From an overall market perspective, LPL Financial’s $600 million listing on Friday, June 4, arrives during a period of volatility, with a boomlet of financial services IPOs in the first four months of 2010 followed by a steep fall-off in May.
“This financial offering is a big surprise. The ability to sell stock right now is uncertain, and IPOs are being pulled left and right. More IPOs were pulled in the month of May than in December 2008,” said Richard Bove, a high-profile U.S. banking analyst now with Rochdale Securities in Stamford, Connecticut.
To come with a financial offering now is “gutsy,” Bove said, adding, “I do hope it’s a major success because it will indicate there’s money out there for money-instrument companies.”

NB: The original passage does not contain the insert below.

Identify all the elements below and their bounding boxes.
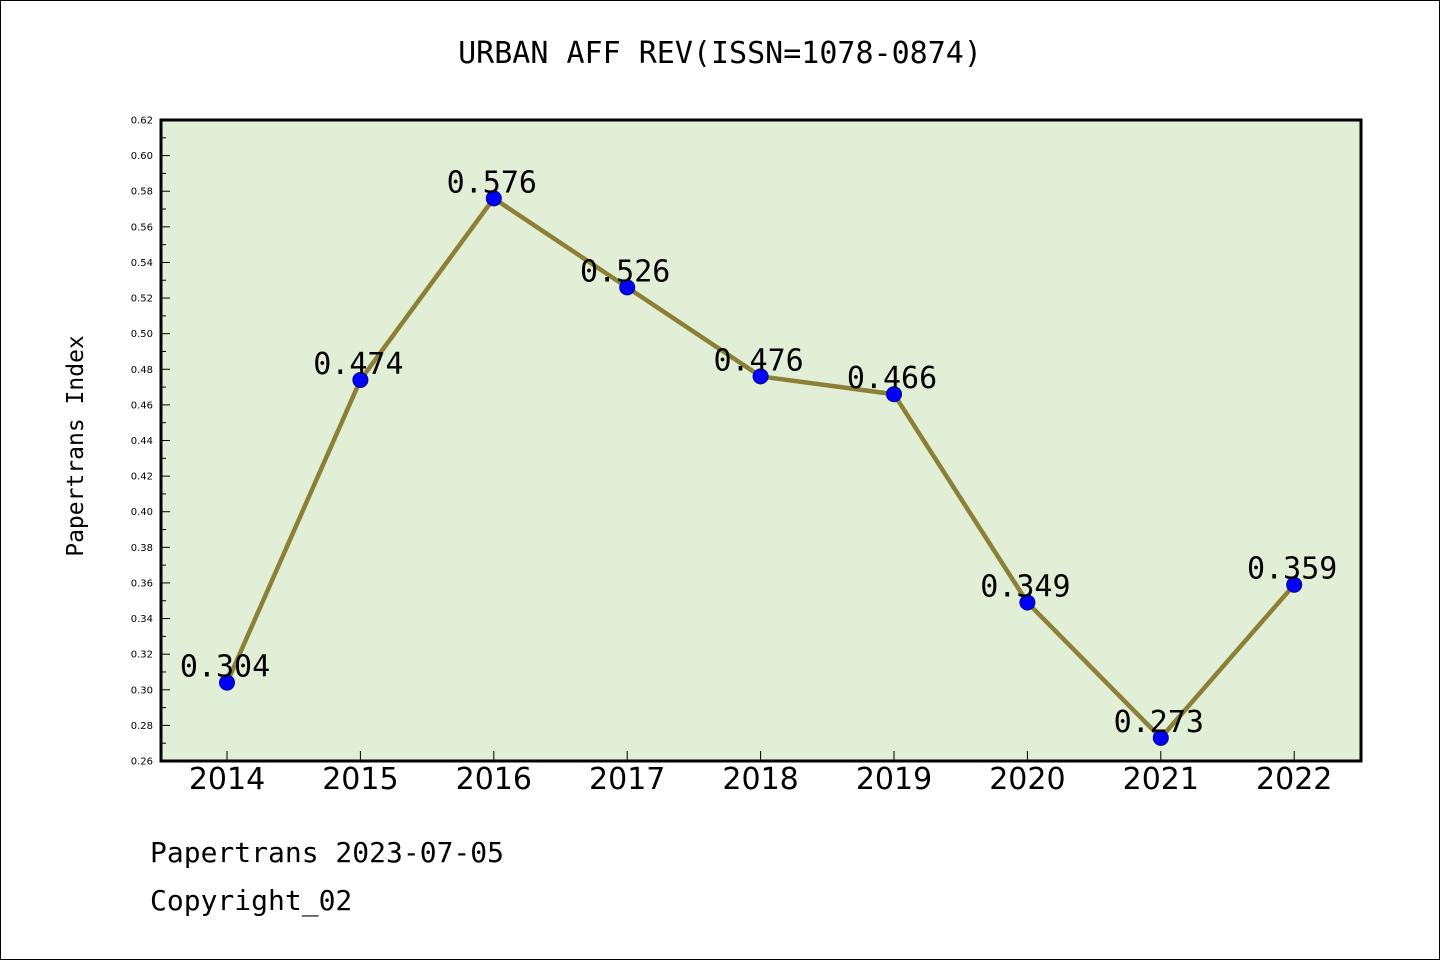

Through April 22, 2010, the financial services sector has seen 10 IPO pricings, according to data from Renaissance Capital. This compares to only 11 financial services pricings in all of 2009 and a mere three pricings during the worst of the recession in 2008.
May’s performance aside, if financial services IPOs continue in 2010 as they have over the first four months of the year, they will match the pre-recession levels of pricings in 2007, which saw 29 pricings for the whole year, and 2006, which saw 27. But the current state of the stock market may not cooperate with LPL’s plans or, for that matter, investors’ desire to put their money into IPOs.
“We’re in a correction mode right now. The market has declined 10% to 20% from the S&P 500′s closing high of 1,217 on April 23. We are more than 12% below that level,” said Sam Stovall, S&P Equity Research chief investment strategist.